Examine their lifestyle and the barriers to social engagement. Simple interventions like hiring a caregiver to drive your parents or teaching them technology can help. If there are grandkids, encourage visits and more interaction.
Tips for Intervening With Your Aging Parents
How you intervene with your aging parents is crucial. Your primary goal is for them to accept your help without damaging your relationship. Be prepared for significant resistance and even anger at your attempts to offer support.
If you see a problem, rushing to solve the situation could create resentment. Start slowly by bringing up your concerns honestly and transparently, allowing your parent some time to think about them. Suggest minor changes, such as hiring outside help to assist with chores and other household tasks. Use the aging parent checklist to guide discussions on preparing for the aging process.
Any changes your parents are willing to make are positive, and hopefully, you can build on that.
Use a collaborative approach
A collaborative approach is one of cooperation and mutual decision-making.

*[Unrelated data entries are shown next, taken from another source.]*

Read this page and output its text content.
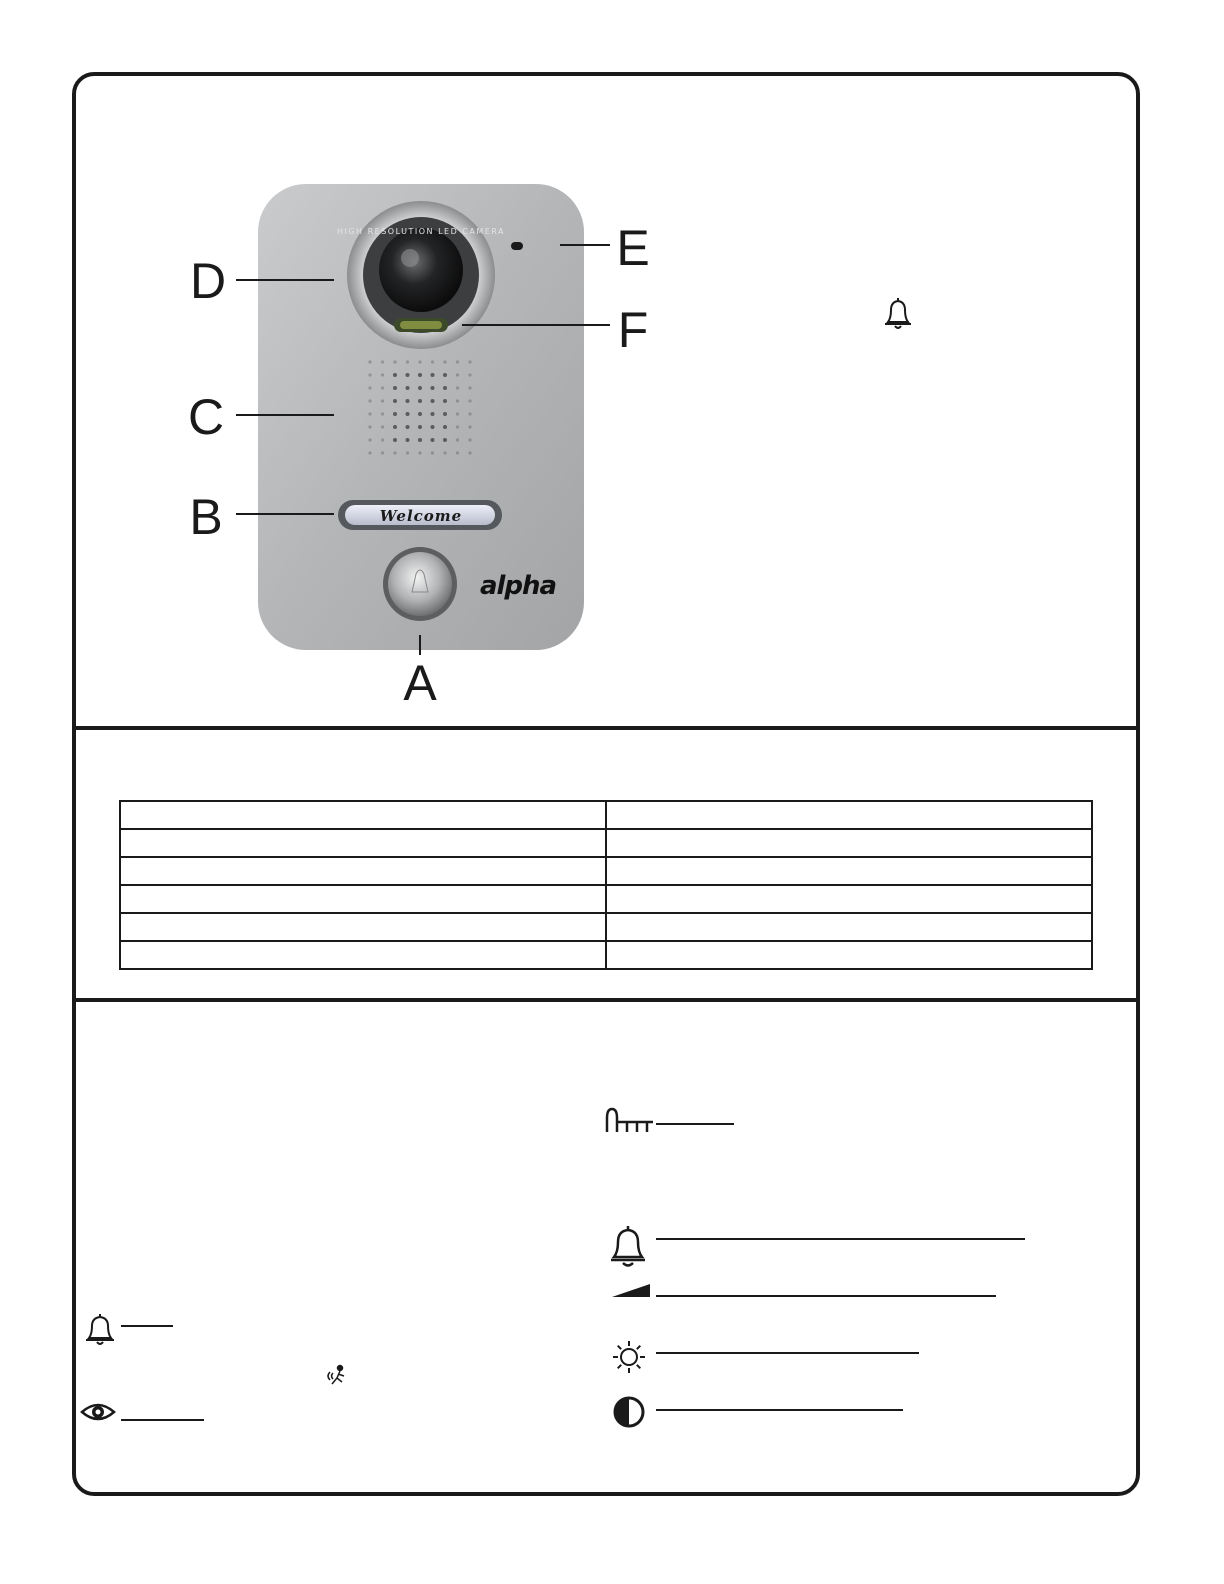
HIGH RESOLUTION LED CAMERA
Welcome
alpha
D
C
B
E
F
A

It involves presenting the problem and talking to your parents about the best way to solve it. By using a collaborative process, you empower your aging parents, giving them a sense of control. You might begin by having a list of proposed topics to discuss.
Speak in specifics
Saying something vague like, “I’m seeing that you’re having problems,” might not be very effective. Try being specific about what you’ve observed, such as, “Mom, I’ve noticed that you are losing weight. Do you know why?” Then you can have a conversation that might reveal more information about the cause of the problem. If you can encourage your parents to be honest about their needs, that’s a good first step.

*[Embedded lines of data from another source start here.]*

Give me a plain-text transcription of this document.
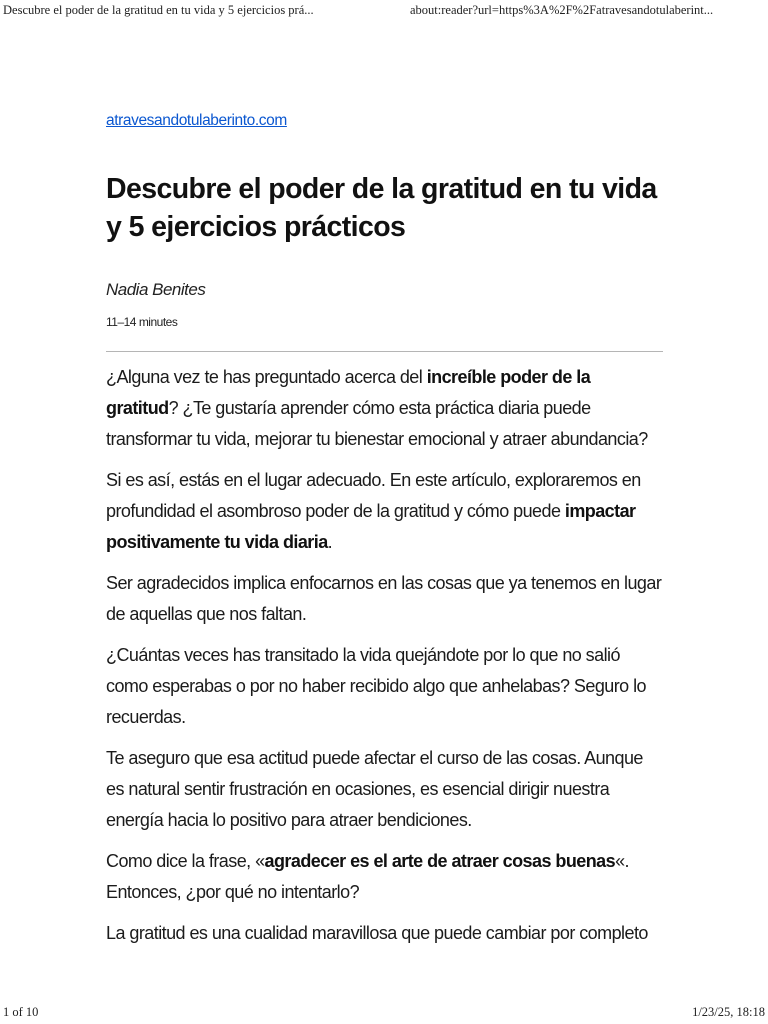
Descubre el poder de la gratitud en tu vida y 5 ejercicios prá...	about:reader?url=https%3A%2F%2Fatravesandotulaberint...
atravesandotulaberinto.com
Descubre el poder de la gratitud en tu vida y 5 ejercicios prácticos
Nadia Benites
11–14 minutes

¿Alguna vez te has preguntado acerca del increíble poder de la gratitud? ¿Te gustaría aprender cómo esta práctica diaria puede transformar tu vida, mejorar tu bienestar emocional y atraer abundancia?

Si es así, estás en el lugar adecuado. En este artículo, exploraremos en profundidad el asombroso poder de la gratitud y cómo puede impactar positivamente tu vida diaria.

Ser agradecidos implica enfocarnos en las cosas que ya tenemos en lugar de aquellas que nos faltan.

¿Cuántas veces has transitado la vida quejándote por lo que no salió como esperabas o por no haber recibido algo que anhelabas? Seguro lo recuerdas.

Te aseguro que esa actitud puede afectar el curso de las cosas. Aunque es natural sentir frustración en ocasiones, es esencial dirigir nuestra energía hacia lo positivo para atraer bendiciones.

Como dice la frase, «agradecer es el arte de atraer cosas buenas«. Entonces, ¿por qué no intentarlo?

La gratitud es una cualidad maravillosa que puede cambiar por completo

1 of 10	1/23/25, 18:18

What Can You Do If They Don’t Listen or Don’t Want Help?
Few things are more frustrating than wanting to help your aging parents when they don’t listen or accept your help. There are some things you can do, but be mindful of your own mental health in the process. It’s easy to get burned out trying to help your parents when they don’t want it.
The more you push, the more resistant your parents could become. Try and be patient but persistent in your efforts. Don’t get angry or upset. Use a calm and practical approach to what you see as problems, and express your care and concern. If the conversation doesn’t go well one day, come back another day to talk about the need for you to intervene.
Ask someone else to help
Sometimes a different voice and perspective might get through to your parents. Ask a sibling, friend, or someone else that your parents trust to talk with them about your concerns. One of the advantages of this approach is that it takes the pressure off of you and might allow your parents to see things from a different perspective.
Act independently of their acceptance
Making decisions despite your parent’s resistance is risky, but it might work. An example would be hiring a lawn care person to mow the lawn or arranging delivered meals. You might have success with this approach, but it may also backfire. So take care in choosing interventions that are more likely to be accepted. If your parents accept the assistance, you can build from there to add more help in other areas.
Contact adult protective services
Contacting adult protective services should only occur if you feel that your parent’s safety is in danger due to self-neglect or exploitation. Within reason, people have the right to make bad decisions. But if in doubt, call your local adult protective services office to discuss the issue. In extreme cases, you could petition the court for guardianship, but this option should be a last resort and only in cases where your parent is in danger.
When and How to Intervene with Aging Parents
Intervening with aging parents shows that you care. Your approach will succeed if you consider your parent’s personality, are willing to be flexible, and know when to back off. The earlier you intervene, the more likely you are to have success in keeping your parents safe and happy.